Too many lords, not enough stewards

Posted Feb 2, 2018 10:31 UTC (Fri) by linusw (subscriber, #40300)
Parent article: Too many lords, not enough stewards

I think this talk was pretty interesting, so I wrote a lengthy mail to Daniel personally. These are some of those thought and some other ones. It is too long so no-one will read it except me, so I can go back and feel smart and smug about myself.

I would say my condensed appraisal is that the problems are real, but is not in any way limited to the kernel community and in some cases deeply founded in ~10000 years of culture.

The reference to the book about domestic relationships focus on some aspects of the problem that are psychological and individual. We can all be better people.

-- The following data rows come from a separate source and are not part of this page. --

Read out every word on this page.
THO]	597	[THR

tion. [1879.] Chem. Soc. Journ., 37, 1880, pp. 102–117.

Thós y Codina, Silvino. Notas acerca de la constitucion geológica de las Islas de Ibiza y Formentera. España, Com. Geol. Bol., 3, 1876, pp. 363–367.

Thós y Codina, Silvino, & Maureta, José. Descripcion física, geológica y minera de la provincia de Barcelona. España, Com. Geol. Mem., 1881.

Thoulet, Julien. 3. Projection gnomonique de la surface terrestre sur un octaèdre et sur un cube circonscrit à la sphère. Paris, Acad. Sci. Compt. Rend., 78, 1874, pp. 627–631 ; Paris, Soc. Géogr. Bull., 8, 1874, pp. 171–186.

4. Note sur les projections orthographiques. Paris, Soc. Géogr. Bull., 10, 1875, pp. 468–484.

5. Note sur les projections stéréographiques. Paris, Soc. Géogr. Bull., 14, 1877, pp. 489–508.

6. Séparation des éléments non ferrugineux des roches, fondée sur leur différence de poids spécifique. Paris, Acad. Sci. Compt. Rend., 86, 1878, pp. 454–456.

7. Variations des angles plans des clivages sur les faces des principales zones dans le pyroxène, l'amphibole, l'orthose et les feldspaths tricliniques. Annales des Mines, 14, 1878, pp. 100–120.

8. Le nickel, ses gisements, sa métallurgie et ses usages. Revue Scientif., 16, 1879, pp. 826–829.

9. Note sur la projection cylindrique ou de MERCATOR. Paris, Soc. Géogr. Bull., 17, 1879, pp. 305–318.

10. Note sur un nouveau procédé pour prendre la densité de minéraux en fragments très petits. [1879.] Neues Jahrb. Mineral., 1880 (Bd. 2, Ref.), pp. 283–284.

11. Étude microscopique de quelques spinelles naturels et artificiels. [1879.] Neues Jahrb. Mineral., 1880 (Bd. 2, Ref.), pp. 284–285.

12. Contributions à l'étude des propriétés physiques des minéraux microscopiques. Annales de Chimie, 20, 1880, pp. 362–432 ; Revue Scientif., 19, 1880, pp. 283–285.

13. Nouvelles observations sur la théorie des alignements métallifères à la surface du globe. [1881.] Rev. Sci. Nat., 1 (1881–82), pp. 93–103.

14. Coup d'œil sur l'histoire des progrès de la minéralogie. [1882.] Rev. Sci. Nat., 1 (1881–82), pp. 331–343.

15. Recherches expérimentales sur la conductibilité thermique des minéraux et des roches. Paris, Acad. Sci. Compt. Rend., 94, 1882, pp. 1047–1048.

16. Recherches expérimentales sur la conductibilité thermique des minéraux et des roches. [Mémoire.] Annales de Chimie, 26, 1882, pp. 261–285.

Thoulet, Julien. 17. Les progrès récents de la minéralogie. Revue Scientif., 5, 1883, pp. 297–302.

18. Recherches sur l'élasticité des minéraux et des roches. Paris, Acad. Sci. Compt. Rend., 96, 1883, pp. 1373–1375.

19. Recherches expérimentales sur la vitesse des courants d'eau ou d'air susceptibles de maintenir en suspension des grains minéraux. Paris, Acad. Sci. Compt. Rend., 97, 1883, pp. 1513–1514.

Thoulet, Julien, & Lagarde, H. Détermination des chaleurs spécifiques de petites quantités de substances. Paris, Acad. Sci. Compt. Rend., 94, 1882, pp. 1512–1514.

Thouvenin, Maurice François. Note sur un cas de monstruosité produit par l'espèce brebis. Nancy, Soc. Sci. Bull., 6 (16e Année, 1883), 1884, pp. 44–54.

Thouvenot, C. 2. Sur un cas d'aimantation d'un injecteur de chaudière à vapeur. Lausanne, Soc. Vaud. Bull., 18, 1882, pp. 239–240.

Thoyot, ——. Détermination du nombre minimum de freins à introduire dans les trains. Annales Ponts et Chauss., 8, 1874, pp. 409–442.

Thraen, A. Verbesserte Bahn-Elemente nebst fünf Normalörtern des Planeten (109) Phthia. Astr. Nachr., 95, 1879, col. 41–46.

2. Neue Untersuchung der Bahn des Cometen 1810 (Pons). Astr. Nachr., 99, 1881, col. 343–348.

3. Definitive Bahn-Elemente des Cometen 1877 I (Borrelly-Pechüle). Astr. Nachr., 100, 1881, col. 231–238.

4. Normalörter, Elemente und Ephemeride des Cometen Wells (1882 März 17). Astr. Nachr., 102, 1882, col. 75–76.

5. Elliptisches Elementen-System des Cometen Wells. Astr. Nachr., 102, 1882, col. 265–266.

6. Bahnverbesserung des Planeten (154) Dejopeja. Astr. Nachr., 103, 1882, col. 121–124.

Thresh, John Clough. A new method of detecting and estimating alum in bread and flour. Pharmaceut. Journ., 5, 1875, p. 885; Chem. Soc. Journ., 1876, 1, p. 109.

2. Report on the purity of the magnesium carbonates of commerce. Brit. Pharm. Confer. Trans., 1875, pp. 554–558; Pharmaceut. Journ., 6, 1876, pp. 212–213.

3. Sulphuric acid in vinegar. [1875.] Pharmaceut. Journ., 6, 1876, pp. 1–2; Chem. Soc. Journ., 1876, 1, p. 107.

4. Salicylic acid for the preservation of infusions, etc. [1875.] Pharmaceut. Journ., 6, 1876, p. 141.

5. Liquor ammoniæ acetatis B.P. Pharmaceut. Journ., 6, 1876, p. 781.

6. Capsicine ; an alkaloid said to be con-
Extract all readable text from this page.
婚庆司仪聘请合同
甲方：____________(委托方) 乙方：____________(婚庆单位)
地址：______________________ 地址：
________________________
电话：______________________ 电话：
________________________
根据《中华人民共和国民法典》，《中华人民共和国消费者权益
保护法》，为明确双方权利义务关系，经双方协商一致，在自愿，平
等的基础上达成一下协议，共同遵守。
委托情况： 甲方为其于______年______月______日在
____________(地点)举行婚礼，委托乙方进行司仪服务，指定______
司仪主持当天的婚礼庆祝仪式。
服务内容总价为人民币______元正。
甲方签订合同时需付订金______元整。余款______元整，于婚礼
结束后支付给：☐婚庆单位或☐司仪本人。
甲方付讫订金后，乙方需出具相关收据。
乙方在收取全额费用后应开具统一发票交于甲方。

Some have more potential for improvement than others. Some are more fragile, some are more stoic, some likely have distorted emotional abilities on the autism-spectrum making them especially hard to deal with. Some people will react with hostility to anything resembling psychology simply because they are insecure people and do not like the idea about thinking critically about themselves and their own behaviors, also they tend to place the problem elsewhere than within themselves when put to the point. They will have to be reached by other methods than directly pointing out personality flaws, it's just not going to help, they will feel intimidated.

The problem with leadership is harder to get at and has sociological, anthropological, ethnological and political implications. Nobody really knows what good (community) leadership is, I haven't ever seen a scientific deductive reasoning idea of that, ever, all statements seem to be inductive, even to the point of being just a bin of anecdotes about people "many think were great leaders". Different cultures have very different ideas about what constitutes good leadership on top of that (google "power distance index" or "Hofstede's cultural dimensions theory" for a wakeup call).

The same goes for organization. What is a good open source organization principle? We know that some of the most *successful* ones have developers that are organized hierarchical and despotic, the despot may be benevolent or far from, they can still be successful. Despots or maintainers rule by governors called submaintainers.

Whether a successful leadership is a good leadership is a philosophical question. If we take the stance that it is desirable that leadership makes the developers feel good about their work environment, that is a direct utilitarian claim. (Most happiness to the most people.) What is the goal: to get the technology in place at any cost or to make the developers feel reasonably OK or even great about their work-life? History certainly do not lack examples of great technology being developed by people under threat even to their personal security and their families lives. Was that "good" then, in the philosophical sense of technological imperative?

What we have today is neither overly (tyrant) despotic or ideally friendly. There is room for improvement.

I think the main takeaway from Daniels talk and other talks he made is that when you get a group of developers and (sub)maintainers with very similar abilities and strong trust among them, it is possible to make the organization more decentralized. More anarchist, less autocratic if you like. And that works great for everyone involved.